As provider groups bombard Capitol Hill with stories of financial distress, Congress is getting down to the business of considering whether it's necessary to mend the 1997 budget law that providers blame for their misery.
Although members of Congress already have introduced numerous bills to fix specific Medicare payment issues (See chart), the likely vehicle for changes to the Balanced Budget Act of 1997 is a massive tax-and-budget package to be drafted later this summer.
Congress is trying to put together such a package in July, before it goes on its traditional August recess, with the hope of final passage in September, before federal fiscal 2000 begins Oct. 1.
It's not clear which corrections to budget-law payment policies, if any, would be included. Some leading candidates are emerging, however. Among them is a possible boost in payments for high-acuity patients being treated in skilled-nursing facilities.
Also a high priority are a repeal of the $1,500-a-year per-beneficiary cap on outpatient rehabilitation therapy and possible revisions to Medicare+Choice payments aimed at heading off a new round of health plan withdrawals.
Fixing Medicare+Choice may be the highest priority among those seeking broad Medicare reform such as that envisioned by the National Bipartisan Commission on the Future of Medicare, which would make Medicare more reliant on private-sector health plans.
Hospitals, meanwhile, want to limit the losses projected under a prospective payment system for outpatient departments, as well as to repeal a provision that reduces hospital reimbursement for some patients discharged to post-acute settings. They also want to reduce cuts in graduate medical education payments.
But because so many separate provider groups are seeking relief, some observers said the chances for congressional action are in jeopardy.
In addition, provider groups may face some procedural hurdles because of language in the congressional budget blueprint and a separate bill that has passed the House.

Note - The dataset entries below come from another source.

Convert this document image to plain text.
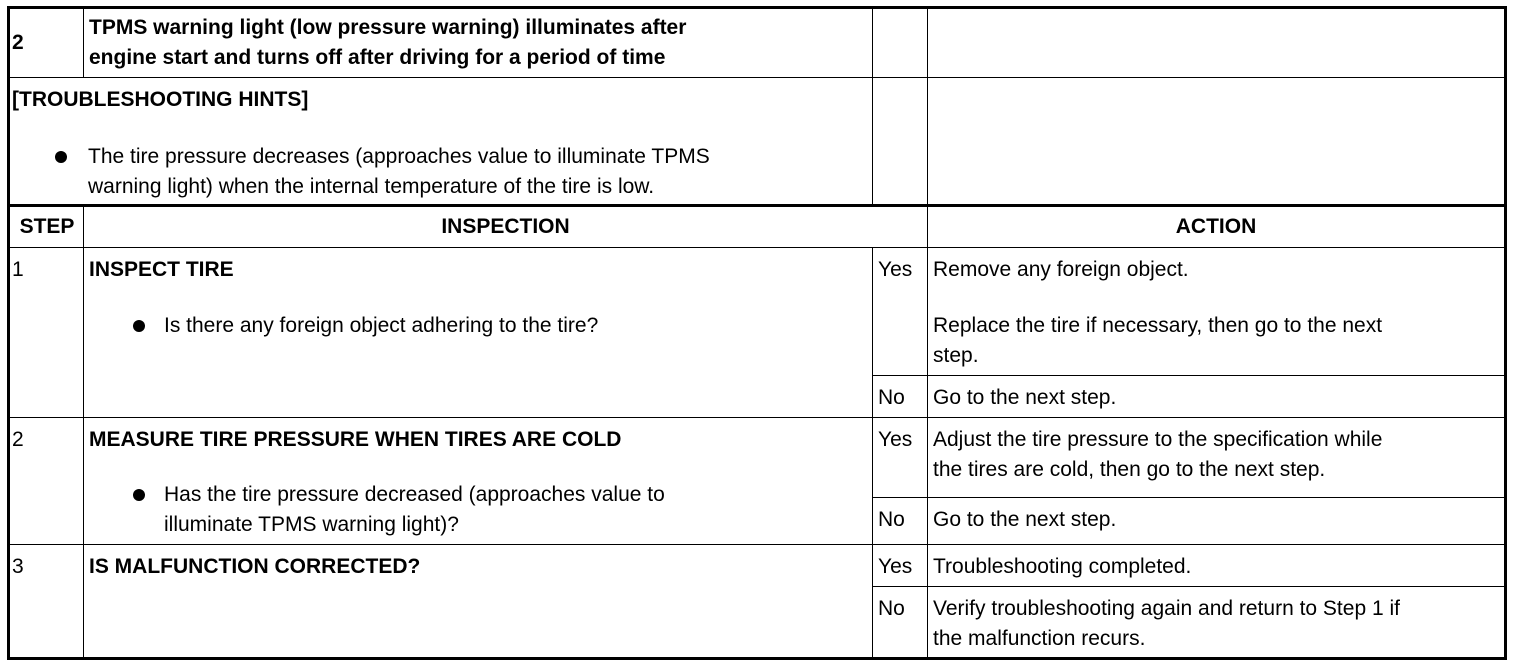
2
TPMS warning light (low pressure warning) illuminates after
engine start and turns off after driving for a period of time
[TROUBLESHOOTING HINTS]
The tire pressure decreases (approaches value to illuminate TPMS
warning light) when the internal temperature of the tire is low.
STEP	INSPECTION	ACTION
1	INSPECT TIRE
Is there any foreign object adhering to the tire?
Yes Remove any foreign object.
Replace the tire if necessary, then go to the next
step.
No Go to the next step.
2	MEASURE TIRE PRESSURE WHEN TIRES ARE COLD
Has the tire pressure decreased (approaches value to
illuminate TPMS warning light)?
Yes Adjust the tire pressure to the specification while
the tires are cold, then go to the next step.
No Go to the next step.
3	IS MALFUNCTION CORRECTED?	Yes Troubleshooting completed.
No Verify troubleshooting again and return to Step 1 if
the malfunction recurs.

Those two documents reserve in a "lockbox" the federal budget surplus, now estimated at $111 billion in federal fiscal 1999, to be used for broad Medicare reform. They could prevent the use of the surplus for short-term revisions to payment formulas.
The combination of the lockbox plan and multiple claims on the surplus makes "it easier for Congress to say no, because it's easier to say no to everybody," said John Rother, legislative director for the American Association of Retired Persons.
Meanwhile, some recent federal reports have cast doubt on provider groups' claims that the budget law is to blame for their woes and that beneficiaries' access to necessary services has been reduced (May 24, p. 6).
The most recent of those was a report from the General Accounting Office, Congress' investigative arm, that said payment caps on home health agencies have not led to reduced access.
In fact, the GAO said, although some 14% of home health agencies closed between Oct. 1, 1997, and Jan. 1 of this year, the number of agencies now available is about the same as in 1996. Most of the closures were in urban areas, where other agencies have taken up the slack. The closed agencies were among those that provided more visits per patient and were used at higher rates than the national average, the report said.
Separately, Rep. Fortney "Pete" Stark (D-Calif.) has asked the Medicare Payment Advisory Commission to analyze a report prepared for the American Hospital Association that blames the balanced-budget law for reducing hospital profits. MedPAC has agreed to the review.
The congressional advisory panel already has rebutted a similar report released earlier this year by the Federation of American Health Systems (May 24, p. 6). The analysis of the federation report said hospitals share some of the blame for their financial woes because they used healthy Medicare profits to cushion losses from managed-care contracts.